All of General Motors’ Ohio and Indiana manufacturing facilities will soon meet their electricity needs with 100% renewable energy, thanks to GM’s new purchase of 200 MW of wind power.
GM will be the sole user of the Northwest Ohio Wind Farm, a 100 MW project owned by Starwood Energy Group, and Swift Current Energy will provide 100 MW from its HillTopper Wind Project in Logan County, Ill. Altenex, an Edison Energy company and independent renewable energy advisor, supported GM in the negotiation of the new power purchase agreements.
The new wind deals are enough to meet the electricity needs of the Fort Wayne Assembly, Marion Metal Center and Bedford Casting plants in Indiana, as well as the Lordstown Assembly, Defiance Casting Operations, Parma Metal Center and Toledo Transmission plants in Ohio. Once the turbines come online by the end of 2018, renewable energy will power 20% of GM’s global electricity use.

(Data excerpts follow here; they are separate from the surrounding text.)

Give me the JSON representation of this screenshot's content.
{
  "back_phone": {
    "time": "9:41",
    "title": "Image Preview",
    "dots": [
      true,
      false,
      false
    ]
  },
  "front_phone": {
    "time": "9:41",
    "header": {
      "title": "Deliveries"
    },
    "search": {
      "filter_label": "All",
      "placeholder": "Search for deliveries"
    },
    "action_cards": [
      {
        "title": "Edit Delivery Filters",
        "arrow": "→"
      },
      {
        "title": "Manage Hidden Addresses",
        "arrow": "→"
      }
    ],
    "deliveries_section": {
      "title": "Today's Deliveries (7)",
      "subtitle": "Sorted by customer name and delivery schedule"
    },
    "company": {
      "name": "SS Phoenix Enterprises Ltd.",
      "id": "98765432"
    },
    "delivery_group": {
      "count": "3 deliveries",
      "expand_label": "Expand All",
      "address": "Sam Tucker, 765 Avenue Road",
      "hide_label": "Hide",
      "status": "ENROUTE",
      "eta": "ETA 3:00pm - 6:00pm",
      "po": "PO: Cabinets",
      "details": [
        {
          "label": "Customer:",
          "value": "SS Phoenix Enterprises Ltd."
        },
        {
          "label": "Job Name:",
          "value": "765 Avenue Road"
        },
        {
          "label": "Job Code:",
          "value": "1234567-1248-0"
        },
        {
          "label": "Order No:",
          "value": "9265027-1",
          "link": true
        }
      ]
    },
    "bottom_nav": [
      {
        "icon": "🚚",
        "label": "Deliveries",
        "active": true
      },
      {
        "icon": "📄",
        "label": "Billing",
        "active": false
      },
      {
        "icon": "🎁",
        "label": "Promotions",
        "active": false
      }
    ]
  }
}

GM says it is leveraging energy efficiency and a mix of on-site and off-site renewable energy solutions to reach a 100% renewable energy goal. The company’s four-part strategy acknowledges how its energy and product strategies intersect: As GM works toward advancing zero-emissions vehicles, it makes business sense to create a cleaner grid on which to drive them, according to the automaker.
“We’re helping provide solutions to green the grid through these new renewable energy deals and sharing best practices with other companies so they, too, can reduce risk and energy costs,” comments Rob Threlkeld, GM’s global manager of renewable energy. “With a pragmatic strategy, companies can turn ambitious renewable energy goals into action and scale quickly.”
GM made its first wind purchase in 2014 for several of its Mexico operations, followed by deals supporting Texas wind farms for 30 MW and 50 MW of energy. The company also uses solar power at 26 facilities and generates electricity from landfill gas at two assembly plants.